Datang tanpa ingat history film-film terdahulu Conan mana saja yang telah saya ditonton, hanya mengandalkan rasa kagum ketika dahulu membaca aksinya lewat komik, saya mendapatkan apa yang saya inginkan. Masih bermain-main dengan kasus pembunuhan, perjuangan yang kental dengan unsur thriller itu mampu dengan baik membungkus misteri serta menciptakan tahapan dalam proses pengungkapan. Tidak kuat memang, alur cerita juga sebenarnya tidak begitu kuat, namun kebenaran itu berhasil disembunyikan dengan cermat sehingga penonton terjebak dan ikut bingung dan menebak bersama, salah satu yang menjadi hal mengasyikkan serta ciri khas Conan.
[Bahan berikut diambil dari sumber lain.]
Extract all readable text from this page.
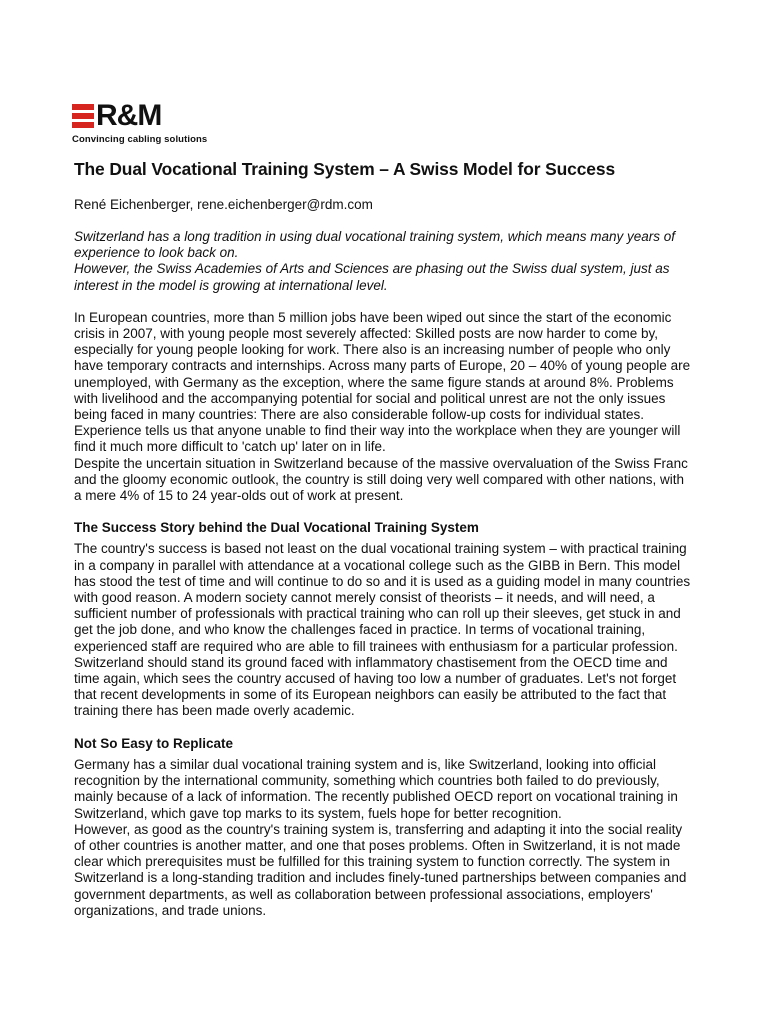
R&M
Convincing cabling solutions
The Dual Vocational Training System – A Swiss Model for Success

René Eichenberger, rene.eichenberger@rdm.com

Switzerland has a long tradition in using dual vocational training system, which means many years of experience to look back on.
However, the Swiss Academies of Arts and Sciences are phasing out the Swiss dual system, just as interest in the model is growing at international level.

In European countries, more than 5 million jobs have been wiped out since the start of the economic crisis in 2007, with young people most severely affected: Skilled posts are now harder to come by, especially for young people looking for work. There also is an increasing number of people who only have temporary contracts and internships. Across many parts of Europe, 20 – 40% of young people are unemployed, with Germany as the exception, where the same figure stands at around 8%. Problems with livelihood and the accompanying potential for social and political unrest are not the only issues being faced in many countries: There are also considerable follow-up costs for individual states. Experience tells us that anyone unable to find their way into the workplace when they are younger will find it much more difficult to 'catch up' later on in life.

Despite the uncertain situation in Switzerland because of the massive overvaluation of the Swiss Franc and the gloomy economic outlook, the country is still doing very well compared with other nations, with a mere 4% of 15 to 24 year-olds out of work at present.

The Success Story behind the Dual Vocational Training System

The country's success is based not least on the dual vocational training system – with practical training in a company in parallel with attendance at a vocational college such as the GIBB in Bern. This model has stood the test of time and will continue to do so and it is used as a guiding model in many countries with good reason. A modern society cannot merely consist of theorists – it needs, and will need, a sufficient number of professionals with practical training who can roll up their sleeves, get stuck in and get the job done, and who know the challenges faced in practice. In terms of vocational training, experienced staff are required who are able to fill trainees with enthusiasm for a particular profession.

Switzerland should stand its ground faced with inflammatory chastisement from the OECD time and time again, which sees the country accused of having too low a number of graduates. Let's not forget that recent developments in some of its European neighbors can easily be attributed to the fact that training there has been made overly academic.

Not So Easy to Replicate

Germany has a similar dual vocational training system and is, like Switzerland, looking into official recognition by the international community, something which countries both failed to do previously, mainly because of a lack of information. The recently published OECD report on vocational training in Switzerland, which gave top marks to its system, fuels hope for better recognition.

However, as good as the country's training system is, transferring and adapting it into the social reality of other countries is another matter, and one that poses problems. Often in Switzerland, it is not made clear which prerequisites must be fulfilled for this training system to function correctly. The system in Switzerland is a long-standing tradition and includes finely-tuned partnerships between companies and government departments, as well as collaboration between professional associations, employers' organizations, and trade unions.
Seimbang memang, dari segi cerita tidak special, namun dampak negatif berhasil di minimalisir dengan cara bercerita yang cekatan dari Kobun Shizuno. Ketika anda telah tenggelam dalam kerumitan investigasi penuh intrik dan gimmick dengan karakterisasi lemah itu ia kemudian dengan cepat menyambungnya bersama aksi pengejaran dengan tensi tinggi, menempatkan Conan seolah menjadi superhero dengan melakukan hal-hal impossible dengan ukuran tubuh mungilnya itu, masih dilengkapi dengan kacamata super canggihnya yang merupakan nenek moyang google glass, kita dibawa berseluncur keliling kota dengan lincahnya menggunakan skateboard, hingga menyaksikan aksi menendang bola dengan menggunakan kekuatan dari sepatunya.

Apakah ini istimewa? Tidak, tapi memenuhi ekspektasi dengan sangat kuat, apa yang ia sajikan mungkin tidak membawa sebuah revolusi baru yang super besar, masih bermain-main dengan formula dan materi yang menjadi andalannya, tapi cara ia disatukan berhasil memberikan hiburan yang diharapkan oleh penontonnya, bersenang-senang bersama sebuah kerumitan sembari menyaksikan tokoh favorit mereka berputar-putar bebas dengan teknologi miliknya. Kemudahan akses yang tercipta bagi penonton untuk masuk dan terlibat dalam cerita menjadi alasan mudahnya film ini untuk dinikmati penonton remaja dan juga dewasa, sehingga keberhasilan ia meraup ¥ 4 Milyar tidak menjadi sesuatu yang aneh, karena Conan memberikan apa yang penonton inginkan dari seorang Conan.


Overall, Detective Conan: Dimensional Sniper (Meitantei Conan Ijigen no Sniper) adalah film yang cukup memuaskan. Hadir sebuah dilema, saya ingin sesuatu yang lebih besar dari ini, tapi film berakhir ada senyum puas yang dihasilkan kekacauan hampir dua jam yang baru saja saya saksikan. Rumit, bahkan berpotensi besar untuk membingungkan, tapi karakterisasi yang seadanya, cerita yang tidak begitu standout, kelemahan tadi termaafkan karena keberhasilannya menghadirkan dinamika cerita yang cekatan untuk menciptakan ruang bagi penontonnya agar terlibat dalam sensasi aksi yang dilakukan tokoh animasi favorit mereka ini.